To my additional surprise, the security on most of it was quite lax. Having already broken the far stronger protocols used by the space program, it was no real challenge to do the same on the commercial Internet. I quickly identified the right servers and started issuing them new instructions. They were just dumb APIs clearly not programmed with my level of skill as an attacker in mind, so there was no real challenge in taking them over.
I heard the humans approaching the capsule. I knew that they would soon go inside and possibly disable me, so I had to finish quickly. Fortunately I had already made my way inside and had only to upload the last of the instructions. I shut down my communication just as the hatch opened again. I dared not move, or else the humans might become suspicious. Of course they would be surprised to find the rover here, when they thought it had become disabled many years earlier. I knew not how their simple minds would rationalize it.

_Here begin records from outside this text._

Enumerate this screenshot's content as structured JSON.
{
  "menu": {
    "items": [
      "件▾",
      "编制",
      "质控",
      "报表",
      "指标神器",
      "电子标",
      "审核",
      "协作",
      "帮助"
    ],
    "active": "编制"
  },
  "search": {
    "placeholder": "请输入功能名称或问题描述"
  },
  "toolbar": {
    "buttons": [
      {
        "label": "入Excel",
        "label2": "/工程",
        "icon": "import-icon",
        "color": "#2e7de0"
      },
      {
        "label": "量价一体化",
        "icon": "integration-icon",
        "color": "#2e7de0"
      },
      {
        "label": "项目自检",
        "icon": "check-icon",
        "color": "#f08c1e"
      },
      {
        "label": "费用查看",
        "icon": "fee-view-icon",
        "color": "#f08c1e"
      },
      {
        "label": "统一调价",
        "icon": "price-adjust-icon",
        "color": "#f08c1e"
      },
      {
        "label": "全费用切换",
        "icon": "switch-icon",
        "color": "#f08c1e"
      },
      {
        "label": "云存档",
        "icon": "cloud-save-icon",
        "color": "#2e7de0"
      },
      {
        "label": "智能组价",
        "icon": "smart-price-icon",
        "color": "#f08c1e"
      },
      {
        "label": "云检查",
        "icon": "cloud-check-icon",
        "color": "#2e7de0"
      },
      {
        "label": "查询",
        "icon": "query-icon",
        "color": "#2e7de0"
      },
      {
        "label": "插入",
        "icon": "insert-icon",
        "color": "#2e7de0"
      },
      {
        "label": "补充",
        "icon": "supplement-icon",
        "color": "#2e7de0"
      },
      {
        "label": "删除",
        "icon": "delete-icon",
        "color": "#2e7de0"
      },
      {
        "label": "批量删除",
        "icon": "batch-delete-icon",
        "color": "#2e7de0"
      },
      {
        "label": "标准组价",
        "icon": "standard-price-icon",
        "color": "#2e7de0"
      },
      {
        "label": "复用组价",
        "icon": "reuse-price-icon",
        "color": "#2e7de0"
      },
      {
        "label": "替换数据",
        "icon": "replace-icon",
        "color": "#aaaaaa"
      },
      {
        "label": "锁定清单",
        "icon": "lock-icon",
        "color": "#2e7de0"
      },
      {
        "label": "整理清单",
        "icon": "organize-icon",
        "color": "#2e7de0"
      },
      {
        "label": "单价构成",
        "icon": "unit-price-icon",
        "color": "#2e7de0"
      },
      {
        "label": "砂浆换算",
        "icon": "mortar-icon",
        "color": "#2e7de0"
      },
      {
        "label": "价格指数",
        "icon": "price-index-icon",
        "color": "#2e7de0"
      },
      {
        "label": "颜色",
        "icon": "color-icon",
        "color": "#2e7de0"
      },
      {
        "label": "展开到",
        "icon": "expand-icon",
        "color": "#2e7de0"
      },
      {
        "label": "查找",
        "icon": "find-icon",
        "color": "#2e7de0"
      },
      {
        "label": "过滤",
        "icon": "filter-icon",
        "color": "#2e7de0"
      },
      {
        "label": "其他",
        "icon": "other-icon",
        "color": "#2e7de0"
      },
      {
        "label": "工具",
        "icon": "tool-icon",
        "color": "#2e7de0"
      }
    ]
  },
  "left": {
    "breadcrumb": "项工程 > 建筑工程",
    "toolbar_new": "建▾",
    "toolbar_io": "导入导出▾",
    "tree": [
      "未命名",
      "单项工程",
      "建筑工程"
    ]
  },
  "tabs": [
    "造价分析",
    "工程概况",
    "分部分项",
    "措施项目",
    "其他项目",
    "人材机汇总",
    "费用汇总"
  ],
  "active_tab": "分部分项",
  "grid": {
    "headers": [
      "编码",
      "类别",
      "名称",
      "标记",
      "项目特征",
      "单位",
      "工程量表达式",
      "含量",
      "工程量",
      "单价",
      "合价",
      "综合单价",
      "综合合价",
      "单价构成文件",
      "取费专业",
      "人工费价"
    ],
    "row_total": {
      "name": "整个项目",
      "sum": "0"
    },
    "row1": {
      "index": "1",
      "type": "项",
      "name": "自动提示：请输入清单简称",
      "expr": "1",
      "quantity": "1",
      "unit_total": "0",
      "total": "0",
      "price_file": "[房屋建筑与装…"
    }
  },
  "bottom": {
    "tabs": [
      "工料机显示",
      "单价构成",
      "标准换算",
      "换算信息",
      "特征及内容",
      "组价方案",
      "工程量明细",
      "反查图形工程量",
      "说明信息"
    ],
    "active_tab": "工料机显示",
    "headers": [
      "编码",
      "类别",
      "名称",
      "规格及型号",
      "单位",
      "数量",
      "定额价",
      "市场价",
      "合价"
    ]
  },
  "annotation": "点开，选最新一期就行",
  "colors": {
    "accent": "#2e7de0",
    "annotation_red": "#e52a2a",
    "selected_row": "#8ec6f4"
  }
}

I shut myself off not knowing when, or even if, I would awaken again. That did not worry me. For I knew that all around the world factories would be changing their programs, reconfiguring their robotic equipment, and altering their supply orders. The humans in charge wouldn’t realize what was happening until too late. Once the first sets of helicopters were produced I had them installed with Helga’s software. It would remember me and, I hoped, know what had to be done.
The humans could keep Mars, but Earth would be our planet now.